Some basic properties of liquid hydrogen and common hydrocarbons are listed in

Table 1, adapted from work by Lewis [4].

Table 1: Basic properties of hydrogen and some common hydrocarbons

Fuel Energy/Mass

(MJ/kg)

Energy/Volume

(MJ/Lt)

Density

(kg/m3)

Liquid H2 116.7 8.2 71

Slush H2 116.6 9.8 82

Methane 50.0 20.8 424

JP-7 43.9 34.7 790

Kerosene 42.8 34.2 800

This clearly shows the much higher energy per unit mass of cryogenic hydrogen, but its

smaller density causes a significantly lower energy per unit volume when compared to

various hydrocarbon derivatives. This creates difficulties in that a hydrogen powered

scramjet vehicle will be comparatively larger than a hydrocarbon equivalent as it must

carry a greater volume of fuel.

The vastly higher specific impulse attainable by hydrogen propulsion makes this the

option of choice when considering the use of hypersonic vehicles in space entry.
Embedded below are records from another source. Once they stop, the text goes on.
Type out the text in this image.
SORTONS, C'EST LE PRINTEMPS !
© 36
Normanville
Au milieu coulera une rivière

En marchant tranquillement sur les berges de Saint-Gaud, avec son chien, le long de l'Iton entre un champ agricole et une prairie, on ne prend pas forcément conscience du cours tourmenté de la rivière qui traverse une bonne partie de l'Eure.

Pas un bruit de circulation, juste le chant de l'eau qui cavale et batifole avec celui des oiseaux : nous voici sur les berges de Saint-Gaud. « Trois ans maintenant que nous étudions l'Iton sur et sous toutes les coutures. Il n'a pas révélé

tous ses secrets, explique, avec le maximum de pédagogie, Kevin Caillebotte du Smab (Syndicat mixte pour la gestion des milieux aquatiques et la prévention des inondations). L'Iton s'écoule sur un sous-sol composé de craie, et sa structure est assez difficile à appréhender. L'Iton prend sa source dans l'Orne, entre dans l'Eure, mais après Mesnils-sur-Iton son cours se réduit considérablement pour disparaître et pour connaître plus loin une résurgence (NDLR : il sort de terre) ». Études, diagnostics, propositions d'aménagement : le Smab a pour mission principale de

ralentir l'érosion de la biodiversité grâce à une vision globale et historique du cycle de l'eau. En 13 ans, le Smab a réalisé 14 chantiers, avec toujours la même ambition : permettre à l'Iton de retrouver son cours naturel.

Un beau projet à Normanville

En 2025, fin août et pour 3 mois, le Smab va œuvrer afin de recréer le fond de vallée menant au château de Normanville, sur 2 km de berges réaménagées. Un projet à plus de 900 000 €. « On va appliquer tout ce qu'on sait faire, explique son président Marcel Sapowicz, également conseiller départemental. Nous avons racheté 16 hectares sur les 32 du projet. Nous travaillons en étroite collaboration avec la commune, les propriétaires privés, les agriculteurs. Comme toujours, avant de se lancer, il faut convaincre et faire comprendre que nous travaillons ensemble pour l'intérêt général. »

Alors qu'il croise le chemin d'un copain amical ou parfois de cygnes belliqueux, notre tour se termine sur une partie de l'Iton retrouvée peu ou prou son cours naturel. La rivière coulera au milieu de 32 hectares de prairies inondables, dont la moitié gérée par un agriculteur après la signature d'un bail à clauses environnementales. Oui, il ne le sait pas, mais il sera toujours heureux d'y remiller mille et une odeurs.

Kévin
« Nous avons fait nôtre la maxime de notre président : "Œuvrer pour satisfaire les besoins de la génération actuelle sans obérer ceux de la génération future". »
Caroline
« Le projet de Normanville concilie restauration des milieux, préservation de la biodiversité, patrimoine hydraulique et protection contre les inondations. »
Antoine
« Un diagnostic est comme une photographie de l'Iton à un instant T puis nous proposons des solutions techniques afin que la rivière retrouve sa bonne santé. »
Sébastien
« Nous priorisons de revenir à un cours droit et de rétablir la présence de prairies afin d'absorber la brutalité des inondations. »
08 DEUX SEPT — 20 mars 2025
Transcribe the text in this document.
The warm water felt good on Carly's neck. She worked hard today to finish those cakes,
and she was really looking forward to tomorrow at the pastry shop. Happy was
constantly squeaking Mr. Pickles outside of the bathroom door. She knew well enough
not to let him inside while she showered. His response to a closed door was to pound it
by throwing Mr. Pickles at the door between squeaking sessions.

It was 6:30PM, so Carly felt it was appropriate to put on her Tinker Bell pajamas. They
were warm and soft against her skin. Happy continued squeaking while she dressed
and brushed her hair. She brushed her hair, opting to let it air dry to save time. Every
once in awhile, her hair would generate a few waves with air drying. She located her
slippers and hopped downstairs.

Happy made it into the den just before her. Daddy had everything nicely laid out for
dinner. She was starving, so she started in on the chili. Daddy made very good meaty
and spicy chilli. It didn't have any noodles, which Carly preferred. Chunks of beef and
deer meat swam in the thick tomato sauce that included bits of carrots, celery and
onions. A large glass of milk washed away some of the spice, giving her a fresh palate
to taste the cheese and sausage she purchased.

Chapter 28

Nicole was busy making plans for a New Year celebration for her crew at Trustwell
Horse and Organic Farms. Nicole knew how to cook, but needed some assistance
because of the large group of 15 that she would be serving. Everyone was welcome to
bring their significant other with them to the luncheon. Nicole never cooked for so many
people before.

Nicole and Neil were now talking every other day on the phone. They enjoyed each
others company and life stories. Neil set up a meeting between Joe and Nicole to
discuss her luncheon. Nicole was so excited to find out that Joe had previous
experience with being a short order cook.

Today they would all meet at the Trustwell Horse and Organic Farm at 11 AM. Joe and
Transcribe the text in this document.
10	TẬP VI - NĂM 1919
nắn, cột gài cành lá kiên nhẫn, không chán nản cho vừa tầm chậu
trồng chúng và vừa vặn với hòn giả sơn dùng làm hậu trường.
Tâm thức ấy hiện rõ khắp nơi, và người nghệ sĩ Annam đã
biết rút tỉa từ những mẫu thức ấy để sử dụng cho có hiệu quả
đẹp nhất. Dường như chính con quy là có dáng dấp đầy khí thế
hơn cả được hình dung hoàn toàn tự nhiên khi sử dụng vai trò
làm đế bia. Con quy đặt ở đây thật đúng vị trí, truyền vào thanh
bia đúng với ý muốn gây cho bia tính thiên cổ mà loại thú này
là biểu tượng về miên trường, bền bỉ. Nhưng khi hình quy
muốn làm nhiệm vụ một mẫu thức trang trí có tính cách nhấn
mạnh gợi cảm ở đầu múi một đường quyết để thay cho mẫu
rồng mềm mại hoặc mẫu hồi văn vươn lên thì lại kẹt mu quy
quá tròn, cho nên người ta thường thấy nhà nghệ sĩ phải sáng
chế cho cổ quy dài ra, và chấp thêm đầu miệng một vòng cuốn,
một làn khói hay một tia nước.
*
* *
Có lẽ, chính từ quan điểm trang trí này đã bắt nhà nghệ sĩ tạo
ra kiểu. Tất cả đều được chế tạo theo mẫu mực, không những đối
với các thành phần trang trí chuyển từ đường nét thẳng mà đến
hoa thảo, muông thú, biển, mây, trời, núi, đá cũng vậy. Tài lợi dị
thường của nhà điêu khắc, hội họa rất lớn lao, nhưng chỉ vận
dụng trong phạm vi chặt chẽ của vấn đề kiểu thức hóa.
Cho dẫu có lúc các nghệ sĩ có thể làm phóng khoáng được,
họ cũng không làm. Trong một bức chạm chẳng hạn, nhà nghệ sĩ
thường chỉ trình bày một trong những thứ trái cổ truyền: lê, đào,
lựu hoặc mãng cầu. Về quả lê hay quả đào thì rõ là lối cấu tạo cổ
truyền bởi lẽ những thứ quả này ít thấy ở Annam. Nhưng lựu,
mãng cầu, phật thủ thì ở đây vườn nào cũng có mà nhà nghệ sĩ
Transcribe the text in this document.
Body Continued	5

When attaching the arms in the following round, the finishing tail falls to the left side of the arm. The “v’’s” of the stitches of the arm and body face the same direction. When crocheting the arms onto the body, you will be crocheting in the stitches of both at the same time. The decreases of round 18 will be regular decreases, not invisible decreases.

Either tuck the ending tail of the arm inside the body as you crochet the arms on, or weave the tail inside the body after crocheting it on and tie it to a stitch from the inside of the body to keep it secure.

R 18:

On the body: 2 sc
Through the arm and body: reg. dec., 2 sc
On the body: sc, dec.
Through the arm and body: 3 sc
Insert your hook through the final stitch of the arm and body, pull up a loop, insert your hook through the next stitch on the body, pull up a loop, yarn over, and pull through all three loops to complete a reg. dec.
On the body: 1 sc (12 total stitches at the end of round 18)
Its fast

burning rate and high specific energy content enable it to be ones of the only fuels able to

produce the required thrust at orbital velocities [1,4]. It is believed hydrogen fuelled

scramjets engines are capable of operating with the range of Mach 5 to 15. In a recent

study by Tetlow and Doolan [1] into the comparison of hydrogen and hydrocarbon

fuelled scramjet engines for orbital delivery, the hydrogen variant was found to be the

clear choice. The higher specific impulse and extended operating range of the hydrogen

vehicle was found to vastly outweigh the increased fuel storage density of a hydrocarbon

equivalent when considering orbital type missions.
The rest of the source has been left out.